Por outro lado, também é possível apontar que as importações estadunidenses de fosfatos de maneira geral sofreram redução entre 2015 a 2019, à exceção das originárias da Alemanha e da França. Em especial, deve-se apontar a contração de 21.300 toneladas, de 2015 a 2019, nas importações oriundas do Canadá, que sempre foi a principal origem dos polifosfatos importados pelos EUA e sobre o qual não foi aplicada sobretaxa. Ademais, nota-se que o nível de importações originárias da China em 2019 não foi muito distinto da média dos quatro anos anteriores (5.911 t), tendo sido 4,6% inferior àquela, ou 275 t. Dessa forma, não se verificou o possível desvio de comércio resultante da sobretaxa apontado pela peticionária.
Quanto à retaliação sobre produtos estadunidenses aplicada pela China, ressalta-se que a peticionária indicou fonte em mandarim para basear sua afirmação, sem protocolar nos autos tradução juramentada. Tampouco foi possível confirmar por fontes públicas a sobretaxa sobre o produto investigado originário dos EUA. Dessa forma, tal informação não pôde ser considerada no âmbito da presente revisão.

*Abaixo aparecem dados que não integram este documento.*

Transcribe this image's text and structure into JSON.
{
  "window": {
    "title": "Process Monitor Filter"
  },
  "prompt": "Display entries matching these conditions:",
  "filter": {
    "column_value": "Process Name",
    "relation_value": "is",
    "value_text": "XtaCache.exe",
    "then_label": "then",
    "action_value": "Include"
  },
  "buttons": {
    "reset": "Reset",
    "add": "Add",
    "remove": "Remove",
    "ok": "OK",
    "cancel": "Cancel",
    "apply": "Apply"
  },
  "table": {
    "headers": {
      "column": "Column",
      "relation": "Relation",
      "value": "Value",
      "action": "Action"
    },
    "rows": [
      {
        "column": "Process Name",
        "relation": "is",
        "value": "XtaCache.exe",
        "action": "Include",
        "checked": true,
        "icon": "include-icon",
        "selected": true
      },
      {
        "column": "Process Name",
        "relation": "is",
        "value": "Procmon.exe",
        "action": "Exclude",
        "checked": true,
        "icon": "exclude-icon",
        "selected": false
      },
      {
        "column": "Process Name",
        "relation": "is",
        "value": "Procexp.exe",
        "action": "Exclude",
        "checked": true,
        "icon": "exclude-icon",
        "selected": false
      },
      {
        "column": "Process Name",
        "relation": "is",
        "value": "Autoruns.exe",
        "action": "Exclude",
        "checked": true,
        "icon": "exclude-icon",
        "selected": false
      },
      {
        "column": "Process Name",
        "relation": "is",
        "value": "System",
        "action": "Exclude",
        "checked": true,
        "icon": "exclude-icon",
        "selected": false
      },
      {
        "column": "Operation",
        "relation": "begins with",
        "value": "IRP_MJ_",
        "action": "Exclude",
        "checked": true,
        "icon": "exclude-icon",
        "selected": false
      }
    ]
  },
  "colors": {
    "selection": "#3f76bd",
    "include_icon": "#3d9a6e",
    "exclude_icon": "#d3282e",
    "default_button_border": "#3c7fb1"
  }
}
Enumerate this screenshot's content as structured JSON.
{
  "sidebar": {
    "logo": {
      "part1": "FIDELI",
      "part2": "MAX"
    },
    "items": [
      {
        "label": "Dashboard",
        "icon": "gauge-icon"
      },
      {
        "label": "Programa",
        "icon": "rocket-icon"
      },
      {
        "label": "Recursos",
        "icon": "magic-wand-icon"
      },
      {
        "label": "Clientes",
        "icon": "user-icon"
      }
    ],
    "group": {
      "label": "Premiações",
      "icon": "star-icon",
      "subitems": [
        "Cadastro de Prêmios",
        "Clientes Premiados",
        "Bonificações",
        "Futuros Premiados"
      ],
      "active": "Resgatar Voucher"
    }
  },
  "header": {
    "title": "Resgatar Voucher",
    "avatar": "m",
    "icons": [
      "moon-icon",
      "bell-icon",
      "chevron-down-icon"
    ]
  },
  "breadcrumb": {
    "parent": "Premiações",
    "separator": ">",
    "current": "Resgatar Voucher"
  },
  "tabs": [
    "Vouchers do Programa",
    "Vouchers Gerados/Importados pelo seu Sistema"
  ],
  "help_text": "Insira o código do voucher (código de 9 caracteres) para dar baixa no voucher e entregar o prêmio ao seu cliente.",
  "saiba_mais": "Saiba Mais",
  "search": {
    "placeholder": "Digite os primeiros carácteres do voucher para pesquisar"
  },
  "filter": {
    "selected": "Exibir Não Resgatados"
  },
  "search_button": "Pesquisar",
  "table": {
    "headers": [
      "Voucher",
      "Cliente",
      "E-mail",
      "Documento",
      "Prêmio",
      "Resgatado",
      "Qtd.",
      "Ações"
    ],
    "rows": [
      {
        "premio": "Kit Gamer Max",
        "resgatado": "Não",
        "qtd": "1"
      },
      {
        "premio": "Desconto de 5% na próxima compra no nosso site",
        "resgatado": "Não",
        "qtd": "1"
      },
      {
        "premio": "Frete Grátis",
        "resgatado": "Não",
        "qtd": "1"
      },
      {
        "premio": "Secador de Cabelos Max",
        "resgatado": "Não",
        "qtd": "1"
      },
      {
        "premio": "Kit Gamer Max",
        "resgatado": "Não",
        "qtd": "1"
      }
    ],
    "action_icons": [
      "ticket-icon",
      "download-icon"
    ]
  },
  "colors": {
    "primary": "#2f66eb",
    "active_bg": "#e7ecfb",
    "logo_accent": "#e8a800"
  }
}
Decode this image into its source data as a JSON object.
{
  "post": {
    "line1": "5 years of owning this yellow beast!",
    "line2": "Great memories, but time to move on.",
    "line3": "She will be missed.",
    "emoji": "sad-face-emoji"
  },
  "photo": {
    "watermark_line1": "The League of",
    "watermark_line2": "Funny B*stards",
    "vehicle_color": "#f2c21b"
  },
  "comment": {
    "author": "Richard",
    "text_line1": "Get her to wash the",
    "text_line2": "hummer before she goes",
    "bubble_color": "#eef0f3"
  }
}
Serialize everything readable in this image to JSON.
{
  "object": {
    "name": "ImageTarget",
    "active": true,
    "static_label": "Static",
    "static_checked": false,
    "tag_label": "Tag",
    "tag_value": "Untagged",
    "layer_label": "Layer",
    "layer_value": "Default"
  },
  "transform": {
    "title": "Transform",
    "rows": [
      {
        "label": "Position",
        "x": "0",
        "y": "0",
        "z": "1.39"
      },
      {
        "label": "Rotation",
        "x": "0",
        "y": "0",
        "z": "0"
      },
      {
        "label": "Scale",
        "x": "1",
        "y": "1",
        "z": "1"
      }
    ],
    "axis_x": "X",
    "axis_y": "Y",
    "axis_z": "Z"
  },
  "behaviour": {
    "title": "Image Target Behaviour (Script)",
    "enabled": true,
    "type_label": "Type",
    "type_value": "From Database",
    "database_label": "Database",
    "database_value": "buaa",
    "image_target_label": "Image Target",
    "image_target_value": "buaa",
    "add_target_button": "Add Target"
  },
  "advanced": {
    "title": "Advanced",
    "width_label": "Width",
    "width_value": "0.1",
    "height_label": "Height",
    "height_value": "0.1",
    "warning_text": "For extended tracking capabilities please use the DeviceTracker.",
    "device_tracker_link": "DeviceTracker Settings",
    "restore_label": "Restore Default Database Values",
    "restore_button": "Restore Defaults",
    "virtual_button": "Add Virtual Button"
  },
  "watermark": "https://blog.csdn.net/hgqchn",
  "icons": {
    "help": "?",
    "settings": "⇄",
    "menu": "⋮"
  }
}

5.5. Da aplicação de medidas de defesa comercial
O art. 107 c/c o inciso IV do art. 103 do Decreto no8.058, de 2013, estabelece que, para fins de determinação de que a extinção do direito antidumping em vigor levaria muito provavelmente à continuação ou retomada de dumping, deve ser examinado se houve a aplicação de medidas de defesa comercial sobre o produto similar por outros países e a consequente possibilidade de desvio de comércio para o Brasil.
Conforme dados divulgados pela Organização Mundial do Comércio - OMC, há medida antidumping aplicada às exportações de SAPP da China pelos EUA, desde julho de 2010, sendo, portanto, anterior à aplicação do direito antidumping objeto da presente revisão. Não foram identificadas, além disso, na base de dados da OMC, medidas de defesa comercial aplicadas às exportações de SAPP originárias do Canadá ou dos EUA.
5.6. Da conclusão sobre a continuação/retomada do dumping
Concluiu-se, para fins de determinação final, que, caso a medida antidumping em vigor seja extinta, muito provavelmente haverá retomada da prática de dumping nas exportações de SAPP para o Brasil originárias do Canadá, da China e dos EUA. Além de haver indícios de que os produtores/exportadores dessa origem tem probabilidade de retomar a prática de dumping, há indícios de existência de substancial potencial exportador.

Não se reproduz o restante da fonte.